The third line of defence (specific immune response)

The third line is specific: it targets a particular pathogen by recognising its antigens, and it produces memory. It has two arms, both involving lymphocytes (a type of white blood cell) made in the bone marrow.

Humoral (antibody-mediated) immunity is driven by B lymphocytes. When a B cell with the matching receptor meets its antigen (often presented by a helper T cell), it is activated and divides into many plasma cells that secrete antibodies. Antibodies bind to the antigen and neutralise the pathogen, clump pathogens together (agglutination), or mark them for phagocytosis.

Cell-mediated immunity is driven by T lymphocytes, which mature in the thymus. Helper T cells release chemicals (cytokines) that activate B cells and other T cells. Cytotoxic (killer) T cells destroy the body's own cells that are infected by viruses or that have become cancerous.

Immunological memory and immunity

The first (primary) response is slow because the matching lymphocytes are rare and must be selected and multiplied. Memory B and T cells made during this response survive long term. On a second exposure to the same antigen, these memory cells trigger a secondary response that is faster and produces far more antibody, often stopping the disease before symptoms appear. This is the basis of long-lasting immunity.

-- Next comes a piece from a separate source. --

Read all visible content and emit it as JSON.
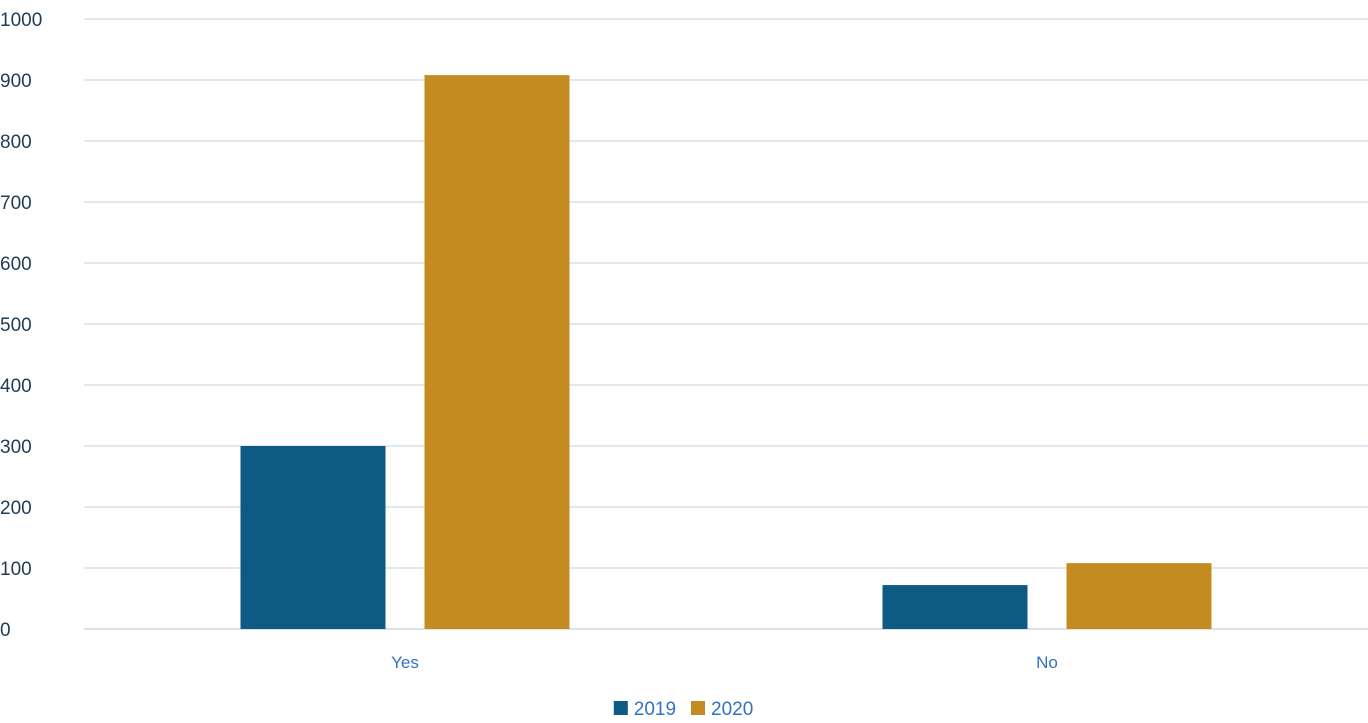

You also need active versus passive immunity:

• Active immunity is when the person's own immune system makes antibodies and memory cells, either by catching the disease (natural) or by vaccination (artificial). It is slow to develop but long-lasting.
• Passive immunity is when ready-made antibodies are received from another source, such as across the placenta or in breast milk (natural) or by injection of antibodies (artificial). It is immediate but temporary, because no memory cells form.

How this maps to the exam

Expect questions that ask you to place a defence in the correct line, distinguish non-specific from specific defences, explain why the secondary response is faster, or compare active and passive immunity in the context of vaccination. Use precise terms: phagocyte, lymphocyte, antigen, antibody, plasma cell and memory cell.